2. Do the research. Your company has an abundance of resources both internally and externally that can surface potentially troubling discoveries. Media coverage, internal communications, annual reports, court filings, academic studies and documents (both published and unpublished) are just a few.

3. Use the Three Ps. Look through the four areas of the framework through the lens of your three Ps: People, Products and Processes. Generally, a problematic incident can be found where people were looking to gain an advantage when implementing process to deliver on a product or service.

4. Apply context. If you find incidents of concern, consider them in a fuller context:

  • Was it an acceptable practice at the time?
  • Was it an isolated event or part of a recurring pattern?
  • Is it something that still might be going on or that could happen again?

Context is critical to understanding how threatening the discovery may be and how to respond.

It’s not as if companies must uncover the details of every incident from decades ago.
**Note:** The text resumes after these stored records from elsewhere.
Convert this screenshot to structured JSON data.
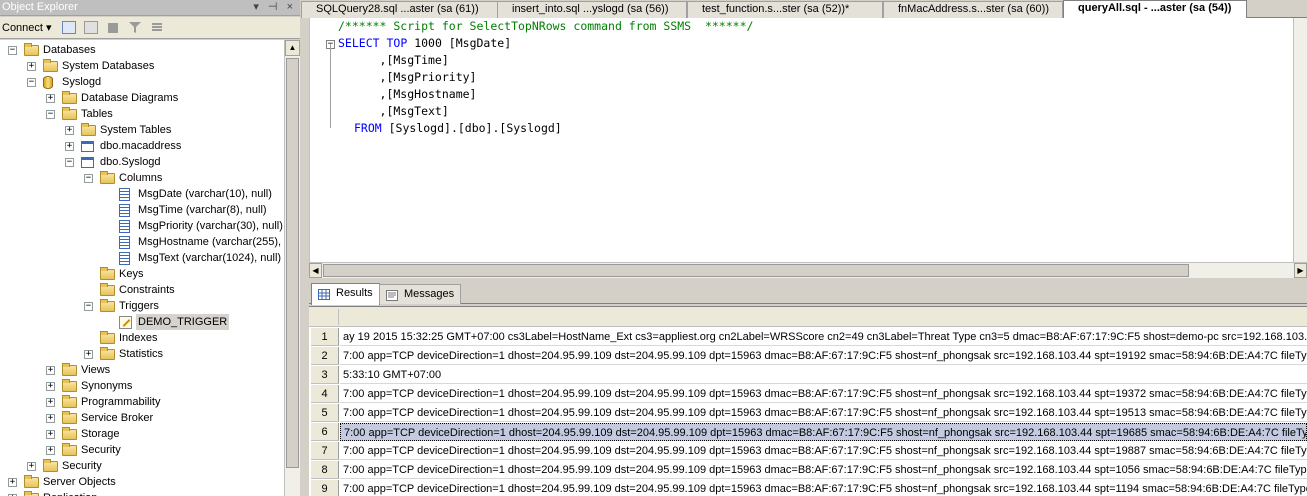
{
  "object_explorer": {
    "title": "Object Explorer",
    "title_buttons": "▾ ⊣ ×",
    "connect_label": "Connect ▾",
    "tree": [
      {
        "label": "Databases",
        "exp": "−",
        "icon": "folder"
      },
      {
        "label": "System Databases",
        "exp": "+",
        "icon": "folder"
      },
      {
        "label": "Syslogd",
        "exp": "−",
        "icon": "database"
      },
      {
        "label": "Database Diagrams",
        "exp": "+",
        "icon": "folder"
      },
      {
        "label": "Tables",
        "exp": "−",
        "icon": "folder"
      },
      {
        "label": "System Tables",
        "exp": "+",
        "icon": "folder"
      },
      {
        "label": "dbo.macaddress",
        "exp": "+",
        "icon": "table"
      },
      {
        "label": "dbo.Syslogd",
        "exp": "−",
        "icon": "table"
      },
      {
        "label": "Columns",
        "exp": "−",
        "icon": "folder"
      },
      {
        "label": "MsgDate (varchar(10), null)",
        "exp": "",
        "icon": "column"
      },
      {
        "label": "MsgTime (varchar(8), null)",
        "exp": "",
        "icon": "column"
      },
      {
        "label": "MsgPriority (varchar(30), null)",
        "exp": "",
        "icon": "column"
      },
      {
        "label": "MsgHostname (varchar(255), null)",
        "exp": "",
        "icon": "column"
      },
      {
        "label": "MsgText (varchar(1024), null)",
        "exp": "",
        "icon": "column"
      },
      {
        "label": "Keys",
        "exp": "",
        "icon": "folder"
      },
      {
        "label": "Constraints",
        "exp": "",
        "icon": "folder"
      },
      {
        "label": "Triggers",
        "exp": "−",
        "icon": "folder"
      },
      {
        "label": "DEMO_TRIGGER",
        "exp": "",
        "icon": "trigger"
      },
      {
        "label": "Indexes",
        "exp": "",
        "icon": "folder"
      },
      {
        "label": "Statistics",
        "exp": "+",
        "icon": "folder"
      },
      {
        "label": "Views",
        "exp": "+",
        "icon": "folder"
      },
      {
        "label": "Synonyms",
        "exp": "+",
        "icon": "folder"
      },
      {
        "label": "Programmability",
        "exp": "+",
        "icon": "folder"
      },
      {
        "label": "Service Broker",
        "exp": "+",
        "icon": "folder"
      },
      {
        "label": "Storage",
        "exp": "+",
        "icon": "folder"
      },
      {
        "label": "Security",
        "exp": "+",
        "icon": "folder"
      },
      {
        "label": "Security",
        "exp": "+",
        "icon": "folder"
      },
      {
        "label": "Server Objects",
        "exp": "+",
        "icon": "folder"
      },
      {
        "label": "Replication",
        "exp": "+",
        "icon": "folder"
      }
    ]
  },
  "tabs": [
    {
      "label": "SQLQuery28.sql ...aster (sa (61))",
      "active": false
    },
    {
      "label": "insert_into.sql ...yslogd (sa (56))",
      "active": false
    },
    {
      "label": "test_function.s...ster (sa (52))*",
      "active": false
    },
    {
      "label": "fnMacAddress.s...ster (sa (60))",
      "active": false
    },
    {
      "label": "queryAll.sql - ...aster (sa (54))",
      "active": true
    }
  ],
  "editor": {
    "line1_comment": "/****** Script for SelectTopNRows command from SSMS  ******/",
    "line2_select": "SELECT",
    "line2_top": "TOP",
    "line2_rest": " 1000 [MsgDate]",
    "line3": "      ,[MsgTime]",
    "line4": "      ,[MsgPriority]",
    "line5": "      ,[MsgHostname]",
    "line6": "      ,[MsgText]",
    "line7_from": "FROM",
    "line7_rest": " [Syslogd].[dbo].[Syslogd]"
  },
  "results_tabs": {
    "results": "Results",
    "messages": "Messages"
  },
  "grid": {
    "rows": [
      {
        "num": "1",
        "text": "ay 19 2015 15:32:25 GMT+07:00 cs3Label=HostName_Ext cs3=appliest.org cn2Label=WRSScore cn2=49 cn3Label=Threat Type cn3=5 dmac=B8:AF:67:17:9C:F5 shost=demo-pc src=192.168.103.18..."
      },
      {
        "num": "2",
        "text": "7:00 app=TCP deviceDirection=1 dhost=204.95.99.109 dst=204.95.99.109 dpt=15963 dmac=B8:AF:67:17:9C:F5 shost=nf_phongsak src=192.168.103.44 spt=19192 smac=58:94:6B:DE:A4:7C fileType..."
      },
      {
        "num": "3",
        "text": "5:33:10 GMT+07:00"
      },
      {
        "num": "4",
        "text": "7:00 app=TCP deviceDirection=1 dhost=204.95.99.109 dst=204.95.99.109 dpt=15963 dmac=B8:AF:67:17:9C:F5 shost=nf_phongsak src=192.168.103.44 spt=19372 smac=58:94:6B:DE:A4:7C fileType..."
      },
      {
        "num": "5",
        "text": "7:00 app=TCP deviceDirection=1 dhost=204.95.99.109 dst=204.95.99.109 dpt=15963 dmac=B8:AF:67:17:9C:F5 shost=nf_phongsak src=192.168.103.44 spt=19513 smac=58:94:6B:DE:A4:7C fileType..."
      },
      {
        "num": "6",
        "text": "7:00 app=TCP deviceDirection=1 dhost=204.95.99.109 dst=204.95.99.109 dpt=15963 dmac=B8:AF:67:17:9C:F5 shost=nf_phongsak src=192.168.103.44 spt=19685 smac=58:94:6B:DE:A4:7C fileType..."
      },
      {
        "num": "7",
        "text": "7:00 app=TCP deviceDirection=1 dhost=204.95.99.109 dst=204.95.99.109 dpt=15963 dmac=B8:AF:67:17:9C:F5 shost=nf_phongsak src=192.168.103.44 spt=19887 smac=58:94:6B:DE:A4:7C fileType..."
      },
      {
        "num": "8",
        "text": "7:00 app=TCP deviceDirection=1 dhost=204.95.99.109 dst=204.95.99.109 dpt=15963 dmac=B8:AF:67:17:9C:F5 shost=nf_phongsak src=192.168.103.44 spt=1056 smac=58:94:6B:DE:A4:7C fileType=..."
      },
      {
        "num": "9",
        "text": "7:00 app=TCP deviceDirection=1 dhost=204.95.99.109 dst=204.95.99.109 dpt=15963 dmac=B8:AF:67:17:9C:F5 shost=nf_phongsak src=192.168.103.44 spt=1194 smac=58:94:6B:DE:A4:7C fileType=..."
      }
    ],
    "selected_row": "6"
  }
}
But identifying general areas of risk is crucial in determining next steps — i.e., whether the company should immediately go public with its findings, acknowledge the problems and try to make amends, or simply create plans to have in place if the past actions become public down the road.

Keep in mind that a proper corporate heritage assessment will discover not just what a company did decades ago that is now unacceptable but what it might have done that was unacceptable even at the time. Fully understanding both types of problematic past actions has never been more important — because corporate pasts are becoming as important as their presents and their futures.